A pilot has quite a story to tell about the plane he was supposed to deliver to Australia and he didn't quite make it. Short of 250 miles from Hawaii the pilot deploys the plane's parachute as the plane develops a fuel problem. The plane then floated slowly to the water. That is despite the addition of an auxiliary fuel tank that was installed in Northern California.

The plane goes down in the water and sank, but the pilot was rescued without injury by the crew of a nearby cruise ship.



The company that employs the pilot said there was an issue getting fuel into the plane.

The company that installed the long-range fuel tank on the plane says they've been doing this work for more than two decades and have installed 1,200 tanks without any serious problems. They say the system is pretty much foolproof, in part because it's so simple.

The pilot picked up the plane in Wichita, Kansas. He then picked up an extra fuel tank in Tracy and then he headed for Hawaii, but crash landed off of Maui.

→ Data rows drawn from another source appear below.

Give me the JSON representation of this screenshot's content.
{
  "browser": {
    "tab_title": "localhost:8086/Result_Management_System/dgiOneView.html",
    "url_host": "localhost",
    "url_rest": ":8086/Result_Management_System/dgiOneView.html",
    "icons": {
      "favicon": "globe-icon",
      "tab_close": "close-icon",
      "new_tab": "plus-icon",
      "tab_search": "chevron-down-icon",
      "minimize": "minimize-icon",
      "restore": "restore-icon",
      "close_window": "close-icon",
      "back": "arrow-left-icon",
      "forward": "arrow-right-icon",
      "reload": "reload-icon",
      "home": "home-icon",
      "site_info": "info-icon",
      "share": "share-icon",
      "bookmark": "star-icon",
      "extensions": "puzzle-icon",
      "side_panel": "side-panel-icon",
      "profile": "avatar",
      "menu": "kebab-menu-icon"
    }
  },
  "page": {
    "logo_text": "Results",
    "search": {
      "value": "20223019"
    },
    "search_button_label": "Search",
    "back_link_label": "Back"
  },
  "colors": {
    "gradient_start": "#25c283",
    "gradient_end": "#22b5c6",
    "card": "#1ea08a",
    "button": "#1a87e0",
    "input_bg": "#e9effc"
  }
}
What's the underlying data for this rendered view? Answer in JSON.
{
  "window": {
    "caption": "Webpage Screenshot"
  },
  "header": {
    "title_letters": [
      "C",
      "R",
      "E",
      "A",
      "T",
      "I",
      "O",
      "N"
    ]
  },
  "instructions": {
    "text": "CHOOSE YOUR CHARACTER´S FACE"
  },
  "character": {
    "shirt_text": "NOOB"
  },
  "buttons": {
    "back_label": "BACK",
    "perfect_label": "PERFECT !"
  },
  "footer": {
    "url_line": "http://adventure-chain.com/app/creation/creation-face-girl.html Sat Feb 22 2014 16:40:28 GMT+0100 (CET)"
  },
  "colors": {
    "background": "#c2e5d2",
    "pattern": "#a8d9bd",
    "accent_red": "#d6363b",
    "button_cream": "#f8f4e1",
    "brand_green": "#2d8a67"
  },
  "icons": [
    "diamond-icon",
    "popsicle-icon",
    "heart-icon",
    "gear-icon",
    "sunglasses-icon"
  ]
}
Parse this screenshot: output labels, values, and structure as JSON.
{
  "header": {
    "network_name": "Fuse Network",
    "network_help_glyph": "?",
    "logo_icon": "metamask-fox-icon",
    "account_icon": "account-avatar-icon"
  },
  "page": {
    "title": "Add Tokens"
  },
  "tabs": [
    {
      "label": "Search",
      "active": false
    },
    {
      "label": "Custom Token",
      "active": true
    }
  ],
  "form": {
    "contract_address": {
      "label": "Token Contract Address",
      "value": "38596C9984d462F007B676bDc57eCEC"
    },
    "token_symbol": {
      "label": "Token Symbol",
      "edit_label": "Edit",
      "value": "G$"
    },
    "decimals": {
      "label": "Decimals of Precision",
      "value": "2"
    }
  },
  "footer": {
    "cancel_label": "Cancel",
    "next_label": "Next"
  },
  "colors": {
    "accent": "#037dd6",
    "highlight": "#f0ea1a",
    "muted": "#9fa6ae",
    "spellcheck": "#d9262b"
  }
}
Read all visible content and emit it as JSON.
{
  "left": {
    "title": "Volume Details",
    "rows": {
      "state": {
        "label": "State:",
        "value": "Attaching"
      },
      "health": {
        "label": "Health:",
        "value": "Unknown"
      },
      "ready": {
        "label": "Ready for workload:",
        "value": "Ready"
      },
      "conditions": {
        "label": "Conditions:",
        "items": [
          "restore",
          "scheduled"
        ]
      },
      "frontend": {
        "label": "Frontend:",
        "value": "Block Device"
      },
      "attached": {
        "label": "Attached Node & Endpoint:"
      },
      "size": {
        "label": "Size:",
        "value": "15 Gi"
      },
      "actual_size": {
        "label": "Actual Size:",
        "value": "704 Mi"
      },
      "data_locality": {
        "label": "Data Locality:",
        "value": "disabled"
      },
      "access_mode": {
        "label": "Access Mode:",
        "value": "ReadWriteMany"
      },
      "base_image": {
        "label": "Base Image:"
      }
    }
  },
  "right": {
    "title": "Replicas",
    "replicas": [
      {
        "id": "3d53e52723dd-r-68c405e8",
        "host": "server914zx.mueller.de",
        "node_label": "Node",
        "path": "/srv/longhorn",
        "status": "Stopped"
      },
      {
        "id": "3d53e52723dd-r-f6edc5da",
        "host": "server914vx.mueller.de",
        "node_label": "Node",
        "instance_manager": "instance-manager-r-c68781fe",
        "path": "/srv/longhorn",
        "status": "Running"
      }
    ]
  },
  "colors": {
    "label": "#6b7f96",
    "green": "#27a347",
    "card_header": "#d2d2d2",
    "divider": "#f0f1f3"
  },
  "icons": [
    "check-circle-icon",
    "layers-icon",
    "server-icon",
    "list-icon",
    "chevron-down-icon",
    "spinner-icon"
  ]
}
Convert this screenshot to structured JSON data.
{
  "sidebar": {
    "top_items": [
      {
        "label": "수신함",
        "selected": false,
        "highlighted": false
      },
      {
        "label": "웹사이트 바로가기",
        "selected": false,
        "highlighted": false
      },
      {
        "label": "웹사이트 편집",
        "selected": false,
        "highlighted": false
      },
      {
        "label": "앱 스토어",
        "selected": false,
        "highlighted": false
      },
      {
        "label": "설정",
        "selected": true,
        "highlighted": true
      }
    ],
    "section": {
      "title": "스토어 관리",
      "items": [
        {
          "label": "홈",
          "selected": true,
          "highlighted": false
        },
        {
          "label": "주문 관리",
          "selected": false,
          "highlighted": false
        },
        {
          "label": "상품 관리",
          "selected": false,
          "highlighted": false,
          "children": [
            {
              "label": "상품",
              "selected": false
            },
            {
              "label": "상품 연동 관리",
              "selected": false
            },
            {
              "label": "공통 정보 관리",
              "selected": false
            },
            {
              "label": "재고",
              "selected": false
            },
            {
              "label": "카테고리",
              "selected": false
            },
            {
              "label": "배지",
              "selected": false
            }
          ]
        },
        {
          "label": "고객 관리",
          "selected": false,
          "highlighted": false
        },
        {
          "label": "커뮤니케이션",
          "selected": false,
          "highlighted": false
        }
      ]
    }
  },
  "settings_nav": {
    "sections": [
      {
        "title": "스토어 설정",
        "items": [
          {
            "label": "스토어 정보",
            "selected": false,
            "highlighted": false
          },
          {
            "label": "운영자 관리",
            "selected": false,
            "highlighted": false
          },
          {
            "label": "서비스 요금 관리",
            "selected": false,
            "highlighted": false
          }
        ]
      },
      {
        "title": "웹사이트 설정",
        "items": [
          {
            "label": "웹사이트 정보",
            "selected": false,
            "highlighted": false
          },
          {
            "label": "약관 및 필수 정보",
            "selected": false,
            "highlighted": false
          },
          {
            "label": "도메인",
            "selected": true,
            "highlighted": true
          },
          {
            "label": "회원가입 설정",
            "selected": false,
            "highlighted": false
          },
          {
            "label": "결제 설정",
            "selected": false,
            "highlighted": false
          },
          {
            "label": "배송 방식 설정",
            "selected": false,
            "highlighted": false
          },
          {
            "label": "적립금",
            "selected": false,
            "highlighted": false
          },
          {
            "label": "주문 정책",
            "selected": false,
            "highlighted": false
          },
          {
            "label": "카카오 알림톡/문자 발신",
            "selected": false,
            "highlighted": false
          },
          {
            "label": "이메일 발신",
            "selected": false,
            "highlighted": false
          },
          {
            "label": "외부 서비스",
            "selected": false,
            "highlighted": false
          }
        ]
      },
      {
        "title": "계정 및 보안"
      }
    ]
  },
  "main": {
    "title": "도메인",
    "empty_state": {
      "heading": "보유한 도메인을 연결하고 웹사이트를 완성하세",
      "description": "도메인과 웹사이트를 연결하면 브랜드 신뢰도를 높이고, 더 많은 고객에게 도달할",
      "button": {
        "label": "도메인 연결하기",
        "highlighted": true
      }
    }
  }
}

This Coast Guard video shows the seconds just before the Cirrus SR22 loses engine power in midair 250 miles from Maui and the parachute is deployed. First, the plane faces nose down until it stabilizes and lands gently in the ocean. The Coast Guard had directed pilot Lue Morton to fly to the area near a cruise ship -- the Holland America's Veendam. That's where the 25-year-old Morton was pulled safely on board. Morton said just a few words when he arrived in Maui Monday morning.

"The coordination with San Francisco Air Inc., the coordination with Coast Guard and the coordination with Holland America has been more than impressive," Morton said.

He flew out of the Tracy Municipal Airport Sunday.

Richard Ortenheim is the president of Skyview Aviation. He told ABC7 News, "We install long-range fuel tanks in aircrafts that we can't take apart and put in containers."



Skyview Aviation installed the extra fuel tank -- a ferry tank -- onto the Cirrus over the weekend. Ortenheim says the temporary setup was flight tested before Morton took off in the Cirrus on Sunday. It's a simple system that works on gravity.

"If you have a tank at this level, and you have another tank here which is the aircraft one and you have one valve in the middle, it's simple... you open the valve and the fluid in this tank will move down to this one, correct? It's called gravity," Ortenheim said.



The company Morton works for in Seattle released a statement saying the Cirrus had adequate fuel reserves, but "the remaining fuel was unable to reach the engine for unknown reasons."

In Hawaii, Morton declined comment on what happened to the fuel system. The National Transportation Safety Board will investigate the incident.